Landscapes are gateways into other worlds.
Shifting Landscapes explores new collaborative forms of coexistence, born from the shifting contexts they sit within, inviting provocative and environmentally conscious architecture.
Coexistence is not a fixed condition, but rather a continuous negotiation between people, structures, geographies, systems, ecologies and time. It implies proximity and tension, shared ground and differing needs.
This year, Ireland will be our testing ground – specifically, a 170km corridor between Dublin and Belfast: a line cutting through visible and invisible thresholds and conditions, overlapping contrasting sovereignties, infrastructures and land uses. This terrain is shaped by ever-changing weather, embedded with deep social and political forces and mythical cultural narratives, and layered with memories of labour, ownership and identity. It also holds quiet, often overlooked forms of coexistence: shared landscapes, parallel economies, collective rituals and interdependent systems. We will question how architecture might respond to these environments with care and curiosity.

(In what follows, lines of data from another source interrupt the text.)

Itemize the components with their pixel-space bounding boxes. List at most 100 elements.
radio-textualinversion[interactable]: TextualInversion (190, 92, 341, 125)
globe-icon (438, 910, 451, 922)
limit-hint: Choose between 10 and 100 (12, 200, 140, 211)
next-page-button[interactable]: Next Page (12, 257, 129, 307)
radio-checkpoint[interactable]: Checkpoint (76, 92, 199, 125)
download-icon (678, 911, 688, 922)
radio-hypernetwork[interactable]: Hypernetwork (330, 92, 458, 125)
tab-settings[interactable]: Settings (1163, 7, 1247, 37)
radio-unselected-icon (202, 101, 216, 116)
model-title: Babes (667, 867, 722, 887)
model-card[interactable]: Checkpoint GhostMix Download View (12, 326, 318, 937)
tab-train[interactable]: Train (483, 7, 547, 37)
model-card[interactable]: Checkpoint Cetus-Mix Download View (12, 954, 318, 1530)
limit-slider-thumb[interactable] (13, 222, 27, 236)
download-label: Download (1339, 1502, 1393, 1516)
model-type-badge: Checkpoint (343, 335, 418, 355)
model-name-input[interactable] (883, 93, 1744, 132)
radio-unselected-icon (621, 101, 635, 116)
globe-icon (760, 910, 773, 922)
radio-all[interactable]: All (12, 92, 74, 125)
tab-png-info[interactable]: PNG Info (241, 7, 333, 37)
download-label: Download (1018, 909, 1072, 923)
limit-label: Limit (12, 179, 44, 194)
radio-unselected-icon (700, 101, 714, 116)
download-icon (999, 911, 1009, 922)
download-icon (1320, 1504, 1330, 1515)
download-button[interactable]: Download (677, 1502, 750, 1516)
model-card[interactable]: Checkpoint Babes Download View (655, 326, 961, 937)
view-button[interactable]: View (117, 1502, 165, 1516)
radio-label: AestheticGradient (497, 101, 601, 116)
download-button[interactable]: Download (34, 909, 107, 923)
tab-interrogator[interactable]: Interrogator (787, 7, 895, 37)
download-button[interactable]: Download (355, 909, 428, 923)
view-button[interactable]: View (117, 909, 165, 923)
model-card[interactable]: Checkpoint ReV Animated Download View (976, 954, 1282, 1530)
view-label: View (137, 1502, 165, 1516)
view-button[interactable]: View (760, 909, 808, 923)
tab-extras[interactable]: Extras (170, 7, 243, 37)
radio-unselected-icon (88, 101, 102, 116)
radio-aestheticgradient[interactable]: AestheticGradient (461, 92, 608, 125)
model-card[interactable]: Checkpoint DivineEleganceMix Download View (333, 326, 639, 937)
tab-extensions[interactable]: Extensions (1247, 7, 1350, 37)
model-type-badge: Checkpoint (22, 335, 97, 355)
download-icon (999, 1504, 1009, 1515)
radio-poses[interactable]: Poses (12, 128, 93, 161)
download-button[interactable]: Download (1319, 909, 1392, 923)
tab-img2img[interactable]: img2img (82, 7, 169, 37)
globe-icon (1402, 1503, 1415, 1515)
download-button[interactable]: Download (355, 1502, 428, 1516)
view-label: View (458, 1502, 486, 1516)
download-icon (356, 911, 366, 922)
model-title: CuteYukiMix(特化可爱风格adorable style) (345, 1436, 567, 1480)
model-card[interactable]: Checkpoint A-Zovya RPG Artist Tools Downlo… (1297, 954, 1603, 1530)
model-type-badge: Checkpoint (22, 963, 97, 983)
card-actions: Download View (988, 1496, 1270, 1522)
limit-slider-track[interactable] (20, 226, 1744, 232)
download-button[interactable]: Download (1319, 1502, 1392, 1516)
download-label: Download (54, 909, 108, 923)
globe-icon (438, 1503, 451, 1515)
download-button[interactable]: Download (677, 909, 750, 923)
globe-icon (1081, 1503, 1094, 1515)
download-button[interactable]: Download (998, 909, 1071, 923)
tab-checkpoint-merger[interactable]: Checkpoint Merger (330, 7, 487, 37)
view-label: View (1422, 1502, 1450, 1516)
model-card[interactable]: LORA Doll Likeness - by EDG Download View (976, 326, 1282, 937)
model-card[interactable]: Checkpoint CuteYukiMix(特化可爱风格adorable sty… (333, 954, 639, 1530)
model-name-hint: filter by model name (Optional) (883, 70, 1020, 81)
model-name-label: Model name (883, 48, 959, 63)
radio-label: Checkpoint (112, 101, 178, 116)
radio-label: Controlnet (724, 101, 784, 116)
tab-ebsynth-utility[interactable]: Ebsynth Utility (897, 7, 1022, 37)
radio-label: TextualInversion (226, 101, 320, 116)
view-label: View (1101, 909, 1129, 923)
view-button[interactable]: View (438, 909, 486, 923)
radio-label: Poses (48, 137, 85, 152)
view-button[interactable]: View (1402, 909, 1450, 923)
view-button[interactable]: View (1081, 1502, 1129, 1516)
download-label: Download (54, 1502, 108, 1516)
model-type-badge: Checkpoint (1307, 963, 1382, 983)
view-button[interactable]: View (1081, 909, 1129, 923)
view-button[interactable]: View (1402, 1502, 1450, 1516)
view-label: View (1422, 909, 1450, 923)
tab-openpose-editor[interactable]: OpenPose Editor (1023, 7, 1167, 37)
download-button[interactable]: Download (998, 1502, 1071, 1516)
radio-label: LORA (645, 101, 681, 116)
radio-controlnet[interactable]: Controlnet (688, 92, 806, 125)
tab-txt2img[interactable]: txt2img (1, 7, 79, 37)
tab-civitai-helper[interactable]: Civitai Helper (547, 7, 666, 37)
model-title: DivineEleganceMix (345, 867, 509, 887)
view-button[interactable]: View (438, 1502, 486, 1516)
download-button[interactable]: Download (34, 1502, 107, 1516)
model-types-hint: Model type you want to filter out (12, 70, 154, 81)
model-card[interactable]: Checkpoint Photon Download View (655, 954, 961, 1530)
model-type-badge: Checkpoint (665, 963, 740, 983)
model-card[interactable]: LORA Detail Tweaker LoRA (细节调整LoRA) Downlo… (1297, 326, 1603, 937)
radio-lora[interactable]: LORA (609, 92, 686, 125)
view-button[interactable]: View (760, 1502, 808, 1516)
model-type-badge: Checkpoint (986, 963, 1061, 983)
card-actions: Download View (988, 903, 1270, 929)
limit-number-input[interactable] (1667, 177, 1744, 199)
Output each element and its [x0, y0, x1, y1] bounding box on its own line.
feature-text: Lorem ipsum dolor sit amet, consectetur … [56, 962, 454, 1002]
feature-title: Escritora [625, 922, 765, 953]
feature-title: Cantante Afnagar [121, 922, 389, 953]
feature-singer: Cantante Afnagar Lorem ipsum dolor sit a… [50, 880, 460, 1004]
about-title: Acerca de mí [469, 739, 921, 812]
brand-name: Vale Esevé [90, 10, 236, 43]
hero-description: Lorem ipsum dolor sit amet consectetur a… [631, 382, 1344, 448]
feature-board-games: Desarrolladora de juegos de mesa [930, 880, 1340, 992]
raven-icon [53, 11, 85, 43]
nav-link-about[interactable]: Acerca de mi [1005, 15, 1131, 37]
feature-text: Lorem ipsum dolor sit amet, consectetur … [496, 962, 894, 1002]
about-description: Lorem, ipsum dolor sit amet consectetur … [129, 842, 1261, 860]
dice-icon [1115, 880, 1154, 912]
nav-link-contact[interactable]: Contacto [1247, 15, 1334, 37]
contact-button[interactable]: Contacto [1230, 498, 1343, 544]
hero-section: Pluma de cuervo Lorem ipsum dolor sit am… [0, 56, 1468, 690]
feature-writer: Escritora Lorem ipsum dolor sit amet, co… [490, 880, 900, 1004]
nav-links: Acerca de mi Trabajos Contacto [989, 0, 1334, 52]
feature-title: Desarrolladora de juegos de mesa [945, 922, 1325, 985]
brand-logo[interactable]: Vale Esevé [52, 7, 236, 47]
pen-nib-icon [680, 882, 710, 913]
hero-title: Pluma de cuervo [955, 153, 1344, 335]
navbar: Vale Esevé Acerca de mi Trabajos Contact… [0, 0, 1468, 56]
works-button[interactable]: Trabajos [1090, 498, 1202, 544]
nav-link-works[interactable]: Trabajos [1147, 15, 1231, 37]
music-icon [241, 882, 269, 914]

Shifting in scale this year, the unit will develop generous and resilient civic architecture. We will design buildings as landscapes, learning from the environments we will experience first-hand. We will develop social and physical building ecosystems, as well as an understanding of natural construction materials and the potential of environmental conditions, emerging from close observation and a clear methodology. We encourage individual and diverse ideas and approaches, progressively tested over the year through large-scale models and experimental drawings.
Here, architecture becomes a way to read and rework relationships. Coexistence invites projects that unsettle, reimagine and reconstruct how we live, together, across difference and through the evolving landscapes we inhabit.